Transparent Decompression

If you have used Firefox on Android, you will be quite impressed to know it loads compressed code on demand into memory. In order to do this however a custom linker was required, which would handle a SIGSEGV and then retrieve compressed data from disk and then decompress it in the area reserved for it.

For the past few days, I have been working on getting the filesystem to do that for me transparently. What this means is that now we just SIGSEGV, and load uncompressed data directly. No messing around in userspace and complex error handling. I am almost ready to post v1 of the patchset.

The first step was to pick a compression scheme, which would lend itself easily to seeking and the other good properties we all like. Since one of our primary targets is firefox, we decided to use the same compression scheme as that. However, the implementation needs to not be tied to a compression type.

The seekable zip format is just zlib chunked into 16k chunks, each compressed individually (using zlib), and finally a custom header which has all of this information stored. There is a tool available to generate these here. Just build and use the szip tool to make compressed files.
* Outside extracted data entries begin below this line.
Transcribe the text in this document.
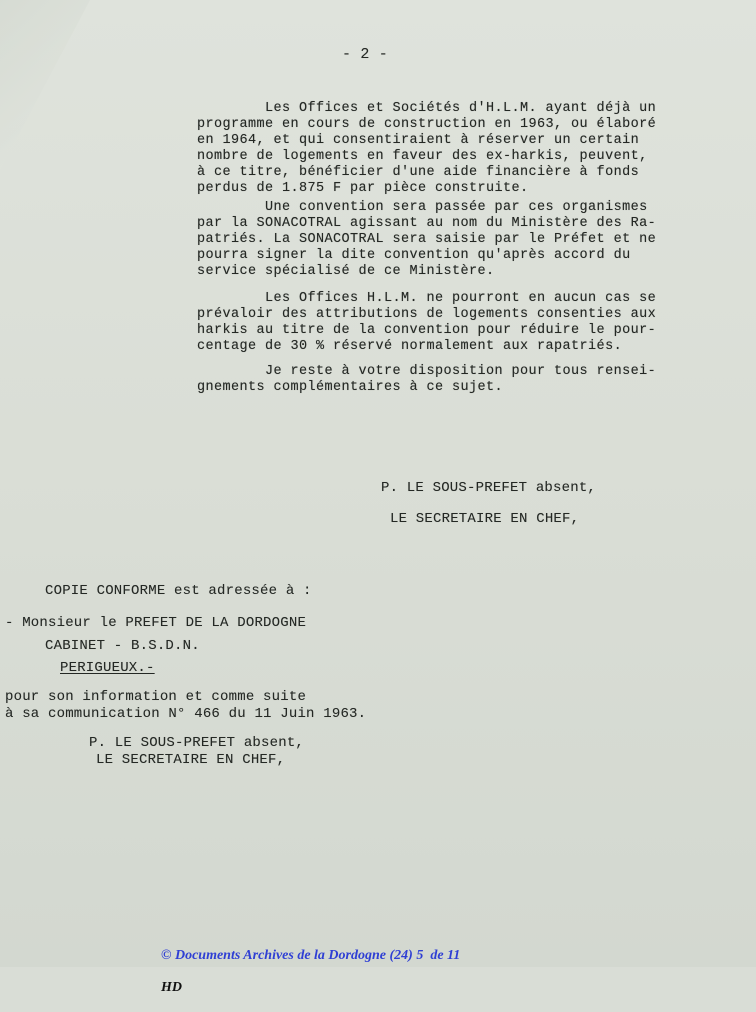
- 2 -
Les Offices et Sociétés d'H.L.M. ayant déjà un
programme en cours de construction en 1963, ou élaboré
en 1964, et qui consentiraient à réserver un certain
nombre de logements en faveur des ex-harkis, peuvent,
à ce titre, bénéficier d'une aide financière à fonds
perdus de 1.875 F par pièce construite.
Une convention sera passée par ces organismes
par la SONACOTRAL agissant au nom du Ministère des Ra-
patriés. La SONACOTRAL sera saisie par le Préfet et ne
pourra signer la dite convention qu'après accord du
service spécialisé de ce Ministère.
Les Offices H.L.M. ne pourront en aucun cas se
prévaloir des attributions de logements consenties aux
harkis au titre de la convention pour réduire le pour-
centage de 30 % réservé normalement aux rapatriés.
Je reste à votre disposition pour tous rensei-
gnements complémentaires à ce sujet.
P. LE SOUS-PREFET absent,
LE SECRETAIRE EN CHEF,
COPIE CONFORME est adressée à :
- Monsieur le PREFET DE LA DORDOGNE
CABINET - B.S.D.N.
PERIGUEUX.-
pour son information et comme suite
à sa communication N° 466 du 11 Juin 1963.
P. LE SOUS-PREFET absent,
LE SECRETAIRE EN CHEF,

© Documents Archives de la Dordogne (24) 5  de 11

HD
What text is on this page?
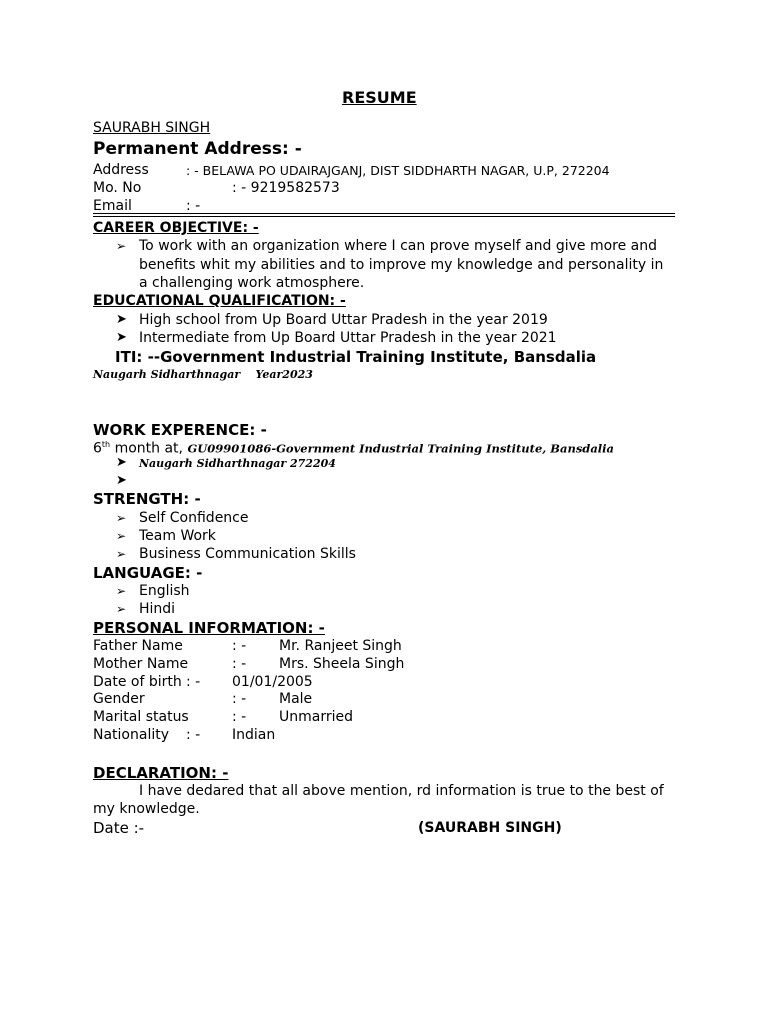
RESUME
SAURABH SINGH
Permanent Address: -
Address	: - BELAWA PO UDAIRAJGANJ, DIST SIDDHARTH NAGAR, U.P, 272204
Mo. No	: - 9219582573
Email	: -
CAREER OBJECTIVE: -
➢ To work with an organization where I can prove myself and give more and
benefits whit my abilities and to improve my knowledge and personality in
a challenging work atmosphere.
EDUCATIONAL QUALIFICATION: -
➤ High school from Up Board Uttar Pradesh in the year 2019
➤ Intermediate from Up Board Uttar Pradesh in the year 2021
ITI: --Government Industrial Training Institute, Bansdalia
Naugarh Sidharthnagar    Year2023
WORK EXPERENCE: -
6th month at, GU09901086-Government Industrial Training Institute, Bansdalia
➤ Naugarh Sidharthnagar 272204
➤
STRENGTH: -
➢ Self Confidence
➢ Team Work
➢ Business Communication Skills
LANGUAGE: -
➢ English
➢ Hindi
PERSONAL INFORMATION: -
Father Name	: - Mr. Ranjeet Singh
Mother Name	: - Mrs. Sheela Singh
Date of birth : - 01/01/2005
Gender	: - Male
Marital status	: - Unmarried
Nationality : - Indian
DECLARATION: -
I have dedared that all above mention, rd information is true to the best of
my knowledge.
Date :-	(SAURABH SINGH)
The big challenge was how to modify the filesystem to handle these cases. For v1, complexity is evil. I have just modified the read path, where we do nothing different with an uncompressed file (except add another level of indirection). The fun starts once we know a file is compressed. First we check if we already have the header information. If not, retrieve it from disk and initialize it. Once it is setup, we then correct the offsets to point to the right chunk, retrieve the data from disk, uncompress and then copy into the userspace buffers. Userspace is not aware anything happened underneath.

The implementation is still tied to the szip format in this version, but it is just a question of code refactoring and designing interfaces which would make it compression scheme agnostic.

The bigger issue imo is that we are too high in the stack. Ideally one would want to be decompressing soon after getting data off the disk. One possible way is to map compressed and uncompressed data to different pages and expose only the uncompressed data. I will tackle these issues in the next version.